On retrouve Lavillenie à Rio en 2016, devenu recordman du monde en 2014, et figurant bien parmi les grands favoris. Un échec puis un deuxième essai maîtrisé à 5m70, l’envoyait en effet directement en finale alors que le Polonais Pawel Wojciechowski et l’Allemand Raphaël Holzdeppe figuraient parmi les recalés et que le Brésilien Thiago Braz avait frôlé la correctionnelle.

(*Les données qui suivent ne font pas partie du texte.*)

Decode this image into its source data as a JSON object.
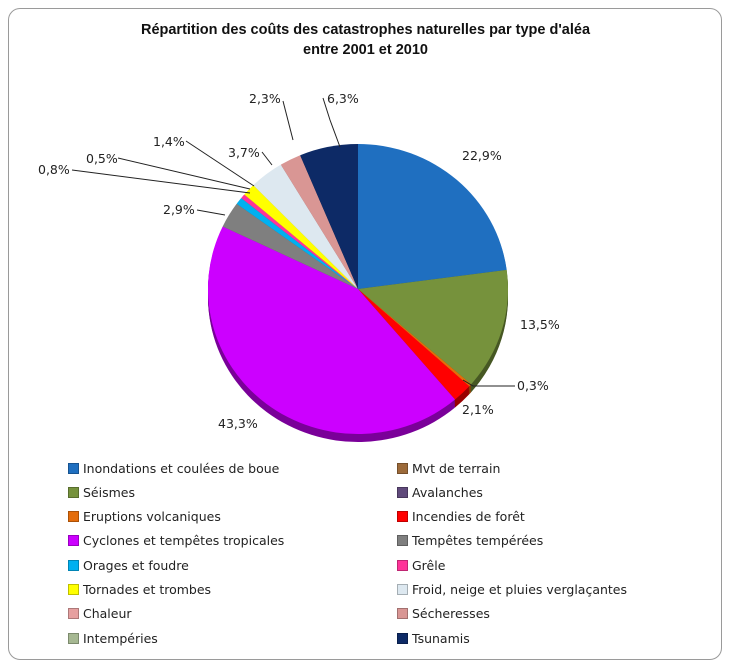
{
  "chart_data": {
    "type": "pie",
    "title": [
      "Répartition des coûts des catastrophes naturelles par type d'aléa",
      "entre 2001  et 2010"
    ],
    "legend_position": "bottom",
    "slices": [
      {
        "name": "Inondations et coulées de boue",
        "value": 22.9,
        "label": "22,9%",
        "color": "#1f6fc0"
      },
      {
        "name": "Mvt de terrain",
        "value": 0,
        "label": "",
        "color": "#9c6a3a"
      },
      {
        "name": "Séismes",
        "value": 13.5,
        "label": "13,5%",
        "color": "#76923c"
      },
      {
        "name": "Avalanches",
        "value": 0,
        "label": "",
        "color": "#604a7b"
      },
      {
        "name": "Eruptions volcaniques",
        "value": 0.3,
        "label": "0,3%",
        "color": "#e46c0a"
      },
      {
        "name": "Incendies de forêt",
        "value": 2.1,
        "label": "2,1%",
        "color": "#ff0000"
      },
      {
        "name": "Cyclones et tempêtes tropicales",
        "value": 43.3,
        "label": "43,3%",
        "color": "#cc00ff"
      },
      {
        "name": "Tempêtes tempérées",
        "value": 2.9,
        "label": "2,9%",
        "color": "#7f7f7f"
      },
      {
        "name": "Orages et foudre",
        "value": 0.8,
        "label": "0,8%",
        "color": "#00b0f0"
      },
      {
        "name": "Grêle",
        "value": 0.5,
        "label": "0,5%",
        "color": "#ff3399"
      },
      {
        "name": "Tornades et trombes",
        "value": 1.4,
        "label": "1,4%",
        "color": "#ffff00"
      },
      {
        "name": "Froid, neige et pluies verglaçantes",
        "value": 3.7,
        "label": "3,7%",
        "color": "#dde8f0"
      },
      {
        "name": "Chaleur",
        "value": 0,
        "label": "",
        "color": "#e6a0a0"
      },
      {
        "name": "Sécheresses",
        "value": 2.3,
        "label": "2,3%",
        "color": "#d99694"
      },
      {
        "name": "Intempéries",
        "value": 0,
        "label": "",
        "color": "#a6b892"
      },
      {
        "name": "Tsunamis",
        "value": 6.3,
        "label": "6,3%",
        "color": "#0d2a66"
      }
    ]
  }
}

En finale, cinq athlètes vont franchir la barre à 5m65. Le Canadien Shawn Barber est déjà éliminé tandis que Lavillenie n’a pas encore commencé. Il débute à 5m75 qu’il efface au premier essai. La suite de son concours est une démonstration, avec 5m85 puis 5m93, toujours en un seul saut. A cette hauteur, la médaille est déjà assurée. L’Américain Sam Kendricks est troisième avec 5m85 et seul le Brésilien Thiago Braz résiste. Entrainé par Vitaly Petrov, l’ancien mentor de Sergueï Bubka, il lui a fallu égaler son record pour rejoindre Lavillenie. Il est cependant passé au deuxième essai, et le Français garde donc l’avantage, surtout qu’il tente le premier 5m98, et malgré l’hostilité grandissante des spectateurs rappelant la finale de 1980 à Moscou, survole la barre. Celle-ci est montée à 6m03 et le leader, selon l’ordre initial du concours doit ressauter en premier. Les deux athlètes ratent leur premier essai, puis Renaud cale à nouveau au deuxième. Braz s’élance alors et, catapulté par sa perche, pulvérise son record provoquant la liesse dans le stade. Lavillenie n’a plus que le choix de garder un essai à 6m08. Cela ressemble au scénario de Londres mais plus haut et cette fois-ci il faudra se contenter de l’argent. Plus que la déception de laisser partir le titre, ce sont les circonstances qui rendront le résultat amer (crédit photo : Presse Sport).